All too often, conversations weigh past performance and focus on misses. Companies push SMART — specific, measurable, achievable, relevant and timebound — goals, which are often tactical rather than inspirational.
Think about the impact on performance if reviews stressed the positives and provided praise. Imagine if performance reviews enabled managers to express gratitude and appreciation. Then, instead of leaving the session despondent, employees would feel valued and inspired. While such a review might not result in a raise or promotion, it would generate goodwill and focus on the employees’ strengths.
Best Served Fresh
Negative feedback is best provided immediately, and then forgotten, unless the issue repeats. Employees need a safe environment to fail forward, which is essential for creativity and breakthroughs. By encouraging people to test the limits and learn from their mistakes, they must be able to try and fail. These same breakthroughs are possible outcomes from quarterly supplier reviews.

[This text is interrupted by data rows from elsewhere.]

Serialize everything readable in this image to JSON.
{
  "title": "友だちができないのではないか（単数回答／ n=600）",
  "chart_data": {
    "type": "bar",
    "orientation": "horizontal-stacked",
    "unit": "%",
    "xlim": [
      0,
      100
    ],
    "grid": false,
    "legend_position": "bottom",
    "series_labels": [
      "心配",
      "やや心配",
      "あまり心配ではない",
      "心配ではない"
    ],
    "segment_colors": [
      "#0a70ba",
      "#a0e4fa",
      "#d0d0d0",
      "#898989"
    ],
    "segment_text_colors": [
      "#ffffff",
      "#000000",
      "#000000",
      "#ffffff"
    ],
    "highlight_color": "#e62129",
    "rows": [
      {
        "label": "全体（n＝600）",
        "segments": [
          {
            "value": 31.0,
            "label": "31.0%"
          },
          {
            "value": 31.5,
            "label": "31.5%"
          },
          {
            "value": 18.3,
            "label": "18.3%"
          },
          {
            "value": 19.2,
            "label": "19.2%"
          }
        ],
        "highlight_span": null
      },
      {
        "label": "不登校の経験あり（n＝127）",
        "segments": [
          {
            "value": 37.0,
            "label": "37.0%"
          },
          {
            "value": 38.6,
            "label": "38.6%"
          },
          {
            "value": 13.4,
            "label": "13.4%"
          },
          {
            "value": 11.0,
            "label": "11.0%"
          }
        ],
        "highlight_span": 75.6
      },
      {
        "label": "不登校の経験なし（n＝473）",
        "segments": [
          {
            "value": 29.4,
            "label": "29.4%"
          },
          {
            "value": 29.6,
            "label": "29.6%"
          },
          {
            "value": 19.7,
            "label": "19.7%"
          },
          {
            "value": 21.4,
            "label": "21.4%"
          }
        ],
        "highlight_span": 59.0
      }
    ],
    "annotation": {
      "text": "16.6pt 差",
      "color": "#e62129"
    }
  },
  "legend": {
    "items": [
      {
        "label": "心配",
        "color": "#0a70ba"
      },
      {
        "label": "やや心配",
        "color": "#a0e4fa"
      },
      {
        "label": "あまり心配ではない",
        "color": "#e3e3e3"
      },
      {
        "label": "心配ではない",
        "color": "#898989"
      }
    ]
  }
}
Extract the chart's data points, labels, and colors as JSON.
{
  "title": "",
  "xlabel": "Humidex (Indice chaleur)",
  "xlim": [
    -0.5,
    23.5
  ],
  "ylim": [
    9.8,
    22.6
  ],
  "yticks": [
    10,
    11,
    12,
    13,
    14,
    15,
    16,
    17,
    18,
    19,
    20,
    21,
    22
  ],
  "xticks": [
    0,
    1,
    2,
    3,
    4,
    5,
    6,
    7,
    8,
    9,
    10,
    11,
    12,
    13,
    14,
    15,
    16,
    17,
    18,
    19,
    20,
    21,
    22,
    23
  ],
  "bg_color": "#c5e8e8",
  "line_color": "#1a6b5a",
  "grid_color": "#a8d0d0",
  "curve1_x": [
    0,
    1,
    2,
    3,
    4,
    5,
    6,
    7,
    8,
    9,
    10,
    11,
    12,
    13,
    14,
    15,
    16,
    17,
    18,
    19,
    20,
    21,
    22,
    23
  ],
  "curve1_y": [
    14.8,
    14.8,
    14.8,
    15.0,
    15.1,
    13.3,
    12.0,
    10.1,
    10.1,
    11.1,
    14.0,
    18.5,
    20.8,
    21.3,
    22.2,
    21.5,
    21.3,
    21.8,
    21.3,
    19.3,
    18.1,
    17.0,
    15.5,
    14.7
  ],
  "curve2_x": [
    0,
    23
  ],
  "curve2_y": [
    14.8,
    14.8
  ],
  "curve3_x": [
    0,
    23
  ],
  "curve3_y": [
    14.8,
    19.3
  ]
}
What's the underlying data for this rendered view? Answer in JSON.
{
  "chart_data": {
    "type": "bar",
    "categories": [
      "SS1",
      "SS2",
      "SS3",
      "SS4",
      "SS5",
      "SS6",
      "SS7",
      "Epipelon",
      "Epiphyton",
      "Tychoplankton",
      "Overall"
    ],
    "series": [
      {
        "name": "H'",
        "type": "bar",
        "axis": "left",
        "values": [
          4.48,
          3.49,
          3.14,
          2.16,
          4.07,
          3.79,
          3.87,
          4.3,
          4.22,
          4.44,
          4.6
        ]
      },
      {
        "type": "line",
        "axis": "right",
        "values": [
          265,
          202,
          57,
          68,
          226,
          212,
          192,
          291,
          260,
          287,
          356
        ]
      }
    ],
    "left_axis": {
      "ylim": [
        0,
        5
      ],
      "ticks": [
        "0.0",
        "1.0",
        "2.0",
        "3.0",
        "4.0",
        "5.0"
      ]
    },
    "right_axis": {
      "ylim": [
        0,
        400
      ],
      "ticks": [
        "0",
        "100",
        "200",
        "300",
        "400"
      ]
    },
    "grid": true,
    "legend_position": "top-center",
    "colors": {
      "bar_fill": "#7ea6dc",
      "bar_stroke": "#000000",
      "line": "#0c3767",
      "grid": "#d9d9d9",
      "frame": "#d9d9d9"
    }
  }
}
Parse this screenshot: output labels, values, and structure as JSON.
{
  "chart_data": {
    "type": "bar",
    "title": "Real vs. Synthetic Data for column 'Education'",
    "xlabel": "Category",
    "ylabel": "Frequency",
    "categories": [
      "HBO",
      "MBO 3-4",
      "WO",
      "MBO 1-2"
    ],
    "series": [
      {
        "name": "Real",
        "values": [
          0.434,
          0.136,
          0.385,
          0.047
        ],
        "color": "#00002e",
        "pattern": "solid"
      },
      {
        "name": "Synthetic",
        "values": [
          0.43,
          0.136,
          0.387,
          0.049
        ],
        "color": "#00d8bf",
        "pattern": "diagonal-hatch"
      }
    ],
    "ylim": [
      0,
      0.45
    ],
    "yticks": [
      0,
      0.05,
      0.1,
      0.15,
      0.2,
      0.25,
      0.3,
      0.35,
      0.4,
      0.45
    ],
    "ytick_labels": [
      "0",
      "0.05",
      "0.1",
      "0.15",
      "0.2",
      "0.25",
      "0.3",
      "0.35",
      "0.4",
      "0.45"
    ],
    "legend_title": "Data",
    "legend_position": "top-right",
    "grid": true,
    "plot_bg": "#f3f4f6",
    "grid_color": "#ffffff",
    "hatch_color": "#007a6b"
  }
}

Too often, however, corporations rely on policies to drive practices that focus on compliance rather than finding opportunities. Often, these structured reviews support a metrics-driven agenda, looking at past performance rather than opening a discourse on what could be.
Returning to the classroom as a student, with an inspiring teacher, made me remember the feeling of belonging, being totally accepted and included. Creating a sense of belonging and a desire to excel is linked to radiating a positive attitude from the top — and is possible not only in the classroom, but also in any workplace.
Why We Do What We Do
It also can be applied to reviews related to diversity, equity and inclusion (DEI) initiatives.
Looking back on my corporate career, it seems like leadership can use a lesson on inclusion. For example, DEI programs frequently rely on consultants to survey their employees, identifying strengths and weaknesses and setting targets. This shows a lack of support, turning community development into a reporting exercise.
In quarterly reviews, when leadership focuses on bottom-line results, they leave line managers to determine how to create a balanced workplace with inclusion while delivering outcomes. The subtle message is to prioritize results.
This does not mean that corporate employees are doomed. But it does require an infusion of passion and shift of focus. If you want exceptional performance, provide an environment that supports experimentation and allows for failure. Create a process that (1) sees the potential in everyone, (2) takes time to recognize their growth and (3) challenges them to be their very best.
In truth, not all educators can bring their passion to the classroom; for many, it is simply a job, measured by results. But my experience at Rutgers University shows what is possible. Imagine if quarterly reviews were about extolling the positives, showcasing strengths, and inspiring others.
Just by changing the way we deliver feedback, we might find change mindsets and deliver previously unimaginable results.